Fiduciary Duty Takes a Step Back: Industry Reacts to Death of DOL Rule
As the SEC sets about reviewing the over 4,000 comment letters it received on its package of proposals relating to a best interest standard for broker-dealers, brokerage houses are already changing some practices in light of this summer’s demise of the US Department of Labor’s (DOL) fiduciary duty rule. Once the period had passed for the DOL to appeal the decision of the US Court of Appeals for the Fifth Circuit to vacate the rule, the brokerage industry lost no time in rolling back some of its policies specifically adopted in response to that rule.
Two examples, in particular, are notable:
- Fidelity Investments recently announced that it would no longer serve in the capacity of a fiduciary when it helps employers choose investments for their 401(k) plans. In June 2017, in response to the DOL rule, Fidelity had implemented a policy to allow its advisors to act as what is known as “point in time” fiduciaries for plans that had less than $50 million in assets. Under those arrangements, Fidelity advisors served as “fiduciaries” when they offered an investment recommendation on a one-time basis, but had no ongoing fiduciary duties thereafter. Now that the DOL rule is defunct, Fidelity is reverting to prior practices of providing services to plan sponsors on a similar “point in time” basis, but now in a non-fiduciary capacity.
- Merrill Lynch also decided to reverse a policy on commissions that it had adopted in response to the DOL rule. Almost two years ago, Merrill had required its advisors to discontinue commission-based accounts and instead offer only fee-based advisory accounts in light of the perceived heighted liability of commission-based accounts arising from the DOL rule. But recently, Merrill announced it would adopt a new protocol on 1 October 2018 that would again allow its advisors to offer commission-based brokerage accounts; the practice will resume except in the case of annuity products.
Brokerage houses are not the only ones experiencing changes related to the DOL rule’s demise. A recent article reported that the death of the DOL rule is “breathing new life into the variable annuity business.” The second quarter of 2018 saw an increase in sales of variable annuities — the first such increase since 2014 — after consecutive periods of declining sales. Although a number of factors could contribute to rising sales, the one given most weight is the disappearance of the DOL rule; the rule had made selling commission-based annuities legally riskier for brokers and insurers.
Where does this leave the average retail investor when considering future actions, and especially when planning for retirement?
The SEC’s package of regulatory proposals relating to the provision of investment advice by broker-dealers and investment advisers, if implemented, will provide some clarity in this space.
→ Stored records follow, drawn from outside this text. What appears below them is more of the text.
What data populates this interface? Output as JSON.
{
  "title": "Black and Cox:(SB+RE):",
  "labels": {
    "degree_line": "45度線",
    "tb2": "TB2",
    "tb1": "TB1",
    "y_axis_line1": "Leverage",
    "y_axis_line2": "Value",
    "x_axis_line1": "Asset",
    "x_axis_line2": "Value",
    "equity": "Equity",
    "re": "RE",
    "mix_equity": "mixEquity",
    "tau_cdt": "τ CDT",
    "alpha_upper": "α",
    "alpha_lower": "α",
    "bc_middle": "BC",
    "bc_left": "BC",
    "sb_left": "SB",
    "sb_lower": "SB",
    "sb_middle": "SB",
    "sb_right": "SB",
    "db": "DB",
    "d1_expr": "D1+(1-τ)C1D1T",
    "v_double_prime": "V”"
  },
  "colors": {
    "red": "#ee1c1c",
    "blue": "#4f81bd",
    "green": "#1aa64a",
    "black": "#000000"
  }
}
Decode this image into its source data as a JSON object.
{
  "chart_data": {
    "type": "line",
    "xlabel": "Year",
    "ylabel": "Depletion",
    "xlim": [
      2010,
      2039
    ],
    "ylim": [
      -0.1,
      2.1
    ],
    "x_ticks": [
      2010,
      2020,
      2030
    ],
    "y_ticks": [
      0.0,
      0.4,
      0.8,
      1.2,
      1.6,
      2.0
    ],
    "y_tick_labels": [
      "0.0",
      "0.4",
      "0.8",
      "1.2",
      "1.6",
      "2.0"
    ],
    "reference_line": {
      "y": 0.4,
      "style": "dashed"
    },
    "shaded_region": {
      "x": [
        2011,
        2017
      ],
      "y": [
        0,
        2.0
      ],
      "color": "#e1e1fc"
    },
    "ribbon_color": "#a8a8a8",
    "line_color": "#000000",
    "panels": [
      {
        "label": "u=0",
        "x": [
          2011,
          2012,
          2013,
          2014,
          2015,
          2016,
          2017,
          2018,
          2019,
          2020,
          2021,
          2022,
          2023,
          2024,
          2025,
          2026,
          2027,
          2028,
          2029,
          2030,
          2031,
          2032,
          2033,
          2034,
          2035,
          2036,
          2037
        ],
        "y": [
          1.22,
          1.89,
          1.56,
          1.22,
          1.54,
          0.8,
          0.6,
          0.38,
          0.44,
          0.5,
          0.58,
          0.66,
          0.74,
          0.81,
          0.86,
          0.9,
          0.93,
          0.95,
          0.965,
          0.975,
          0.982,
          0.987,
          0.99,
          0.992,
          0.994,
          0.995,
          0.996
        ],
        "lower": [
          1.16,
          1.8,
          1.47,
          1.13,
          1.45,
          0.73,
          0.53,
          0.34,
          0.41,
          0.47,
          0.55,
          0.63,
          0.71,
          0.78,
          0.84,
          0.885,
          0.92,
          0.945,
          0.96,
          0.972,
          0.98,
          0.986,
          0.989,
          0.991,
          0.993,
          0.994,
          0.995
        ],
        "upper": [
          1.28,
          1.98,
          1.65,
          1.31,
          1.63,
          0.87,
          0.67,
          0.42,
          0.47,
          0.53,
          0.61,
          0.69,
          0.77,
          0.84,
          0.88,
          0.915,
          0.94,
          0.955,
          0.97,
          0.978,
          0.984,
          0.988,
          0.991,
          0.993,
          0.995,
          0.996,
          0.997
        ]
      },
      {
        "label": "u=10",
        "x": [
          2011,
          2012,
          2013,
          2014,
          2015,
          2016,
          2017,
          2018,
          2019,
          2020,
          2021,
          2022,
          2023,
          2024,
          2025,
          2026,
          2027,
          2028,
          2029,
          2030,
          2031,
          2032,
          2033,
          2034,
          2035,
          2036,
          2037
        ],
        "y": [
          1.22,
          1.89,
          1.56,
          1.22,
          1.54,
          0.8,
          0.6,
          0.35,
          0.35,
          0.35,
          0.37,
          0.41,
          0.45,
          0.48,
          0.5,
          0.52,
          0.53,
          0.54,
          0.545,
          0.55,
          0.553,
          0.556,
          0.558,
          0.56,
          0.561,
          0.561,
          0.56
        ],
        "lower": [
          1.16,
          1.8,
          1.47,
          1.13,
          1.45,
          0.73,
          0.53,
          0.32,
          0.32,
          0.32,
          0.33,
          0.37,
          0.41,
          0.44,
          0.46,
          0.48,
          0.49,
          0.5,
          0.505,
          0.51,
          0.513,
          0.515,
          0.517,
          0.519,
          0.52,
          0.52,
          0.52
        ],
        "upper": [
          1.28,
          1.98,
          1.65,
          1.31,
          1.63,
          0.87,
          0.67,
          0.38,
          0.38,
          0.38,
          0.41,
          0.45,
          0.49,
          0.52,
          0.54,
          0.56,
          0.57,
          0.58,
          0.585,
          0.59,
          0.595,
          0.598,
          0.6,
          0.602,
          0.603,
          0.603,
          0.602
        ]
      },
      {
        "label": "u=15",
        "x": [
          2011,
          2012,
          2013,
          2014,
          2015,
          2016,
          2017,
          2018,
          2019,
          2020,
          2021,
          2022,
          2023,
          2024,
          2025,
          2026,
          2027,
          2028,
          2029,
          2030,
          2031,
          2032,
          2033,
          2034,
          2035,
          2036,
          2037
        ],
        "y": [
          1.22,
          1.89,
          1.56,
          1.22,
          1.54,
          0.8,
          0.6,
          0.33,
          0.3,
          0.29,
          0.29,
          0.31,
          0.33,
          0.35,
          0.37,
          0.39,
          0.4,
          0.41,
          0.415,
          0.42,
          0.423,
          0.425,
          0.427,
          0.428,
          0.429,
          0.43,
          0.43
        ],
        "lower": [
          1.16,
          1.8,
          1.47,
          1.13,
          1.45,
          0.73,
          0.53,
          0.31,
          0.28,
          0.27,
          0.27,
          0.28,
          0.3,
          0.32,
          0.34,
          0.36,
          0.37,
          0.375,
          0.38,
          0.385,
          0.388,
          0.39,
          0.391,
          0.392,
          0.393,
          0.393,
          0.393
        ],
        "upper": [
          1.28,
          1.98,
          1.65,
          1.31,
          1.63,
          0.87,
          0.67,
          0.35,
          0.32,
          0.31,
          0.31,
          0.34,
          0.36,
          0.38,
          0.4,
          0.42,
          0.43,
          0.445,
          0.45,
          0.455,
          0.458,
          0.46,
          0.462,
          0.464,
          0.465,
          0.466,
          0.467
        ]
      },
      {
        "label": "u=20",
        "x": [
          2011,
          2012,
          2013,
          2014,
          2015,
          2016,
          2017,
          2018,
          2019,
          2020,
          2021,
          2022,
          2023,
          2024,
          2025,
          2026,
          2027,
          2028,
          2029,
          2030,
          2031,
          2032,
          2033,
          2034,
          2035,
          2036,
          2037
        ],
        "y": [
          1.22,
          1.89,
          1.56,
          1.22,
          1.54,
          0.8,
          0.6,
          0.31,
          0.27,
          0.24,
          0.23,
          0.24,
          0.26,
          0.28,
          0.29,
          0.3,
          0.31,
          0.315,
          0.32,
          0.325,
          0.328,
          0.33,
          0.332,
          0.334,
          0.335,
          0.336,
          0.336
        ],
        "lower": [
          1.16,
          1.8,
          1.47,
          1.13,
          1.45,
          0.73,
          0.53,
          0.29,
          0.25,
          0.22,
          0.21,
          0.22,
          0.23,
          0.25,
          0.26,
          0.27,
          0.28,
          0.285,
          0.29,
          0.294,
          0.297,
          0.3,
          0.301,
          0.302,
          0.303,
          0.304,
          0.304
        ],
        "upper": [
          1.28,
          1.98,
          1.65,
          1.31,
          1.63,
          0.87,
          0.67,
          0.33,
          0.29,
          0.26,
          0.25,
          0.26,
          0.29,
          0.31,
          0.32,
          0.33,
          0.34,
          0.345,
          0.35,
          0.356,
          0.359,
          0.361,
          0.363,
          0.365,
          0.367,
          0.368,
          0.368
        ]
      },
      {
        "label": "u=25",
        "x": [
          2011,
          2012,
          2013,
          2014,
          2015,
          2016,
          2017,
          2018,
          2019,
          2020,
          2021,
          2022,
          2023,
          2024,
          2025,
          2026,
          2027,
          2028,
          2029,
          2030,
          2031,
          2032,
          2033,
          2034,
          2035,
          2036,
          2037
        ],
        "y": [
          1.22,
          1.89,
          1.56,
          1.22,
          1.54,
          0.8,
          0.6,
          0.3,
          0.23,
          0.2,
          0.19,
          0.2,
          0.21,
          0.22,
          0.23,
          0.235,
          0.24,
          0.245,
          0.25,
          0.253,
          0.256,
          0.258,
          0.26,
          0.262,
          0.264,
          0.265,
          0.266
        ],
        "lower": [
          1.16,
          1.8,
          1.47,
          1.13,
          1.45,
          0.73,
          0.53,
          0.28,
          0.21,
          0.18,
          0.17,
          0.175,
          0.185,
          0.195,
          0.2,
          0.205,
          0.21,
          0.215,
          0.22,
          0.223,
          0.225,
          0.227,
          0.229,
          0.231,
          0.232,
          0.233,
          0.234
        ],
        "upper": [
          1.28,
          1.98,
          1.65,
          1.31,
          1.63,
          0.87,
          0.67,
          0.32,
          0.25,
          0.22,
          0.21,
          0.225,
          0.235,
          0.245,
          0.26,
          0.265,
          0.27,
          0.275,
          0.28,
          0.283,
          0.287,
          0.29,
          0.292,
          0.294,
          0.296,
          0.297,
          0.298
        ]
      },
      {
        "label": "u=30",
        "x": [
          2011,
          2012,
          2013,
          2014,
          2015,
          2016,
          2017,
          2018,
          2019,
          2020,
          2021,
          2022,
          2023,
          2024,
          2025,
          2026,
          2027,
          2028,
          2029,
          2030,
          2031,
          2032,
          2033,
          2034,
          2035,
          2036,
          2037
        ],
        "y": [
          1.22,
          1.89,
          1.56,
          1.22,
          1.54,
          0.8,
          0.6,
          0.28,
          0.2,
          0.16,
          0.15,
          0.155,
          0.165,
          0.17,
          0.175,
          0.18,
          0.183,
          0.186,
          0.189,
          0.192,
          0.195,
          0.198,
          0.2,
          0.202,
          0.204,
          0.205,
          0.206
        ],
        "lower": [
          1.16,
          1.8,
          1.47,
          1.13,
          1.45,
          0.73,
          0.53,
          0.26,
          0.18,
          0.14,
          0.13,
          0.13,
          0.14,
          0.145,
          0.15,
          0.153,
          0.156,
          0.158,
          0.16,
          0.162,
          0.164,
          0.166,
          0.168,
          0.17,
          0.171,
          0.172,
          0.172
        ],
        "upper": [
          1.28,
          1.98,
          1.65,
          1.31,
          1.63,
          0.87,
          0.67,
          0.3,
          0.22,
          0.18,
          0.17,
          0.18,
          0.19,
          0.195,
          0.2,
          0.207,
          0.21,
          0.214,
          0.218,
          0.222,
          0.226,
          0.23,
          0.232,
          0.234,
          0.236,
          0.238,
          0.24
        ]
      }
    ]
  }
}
For example, one SEC proposal would prohibit brokers from calling themselves “advisers” or “advisors” unless they are registered as investment advisers. Another proposal would raise the standard for broker-dealers providing investment recommendations to investors from “suitability” (the current standard) to a proposed “best interest” standard. Incommentlettersto the SEC on these proposals, CFA Institute suggested substantial changes to the proposals, while applauding the SEC for finally taking action to address mis-selling in the industry.
We hope that even incremental improvements in the regulations governing advice to retail investors will provide sorely needed clarification and protections. However, given the jurisdictional boundaries, new regulations by the SEC unfortunately may not affect the marketing and selling of annuities or other insurance products to unsuspecting buyers, to the extent that such sales fall under the jurisdiction of individual state insurance regulators. Adding to the problem is that the standard for providing retirement advice under ERISA has reverted to an outdated and lenient five-part test.
But there is a bright side. Through the media attention devoted to the protracted DOL rule proposal and adoption process, as well as the heated debate on its merits, we believe that investors have become more aware of the issues involved in asking and paying for investment advice. Through the continued education of retail investors — including plain language disclosures and added transparency — we can hope to foster a community that knows to ask whether the advice provider actually is a fiduciary, or whether the provider instead operates under a lesser and more oblique standard of care that may not put that investor’s interests first.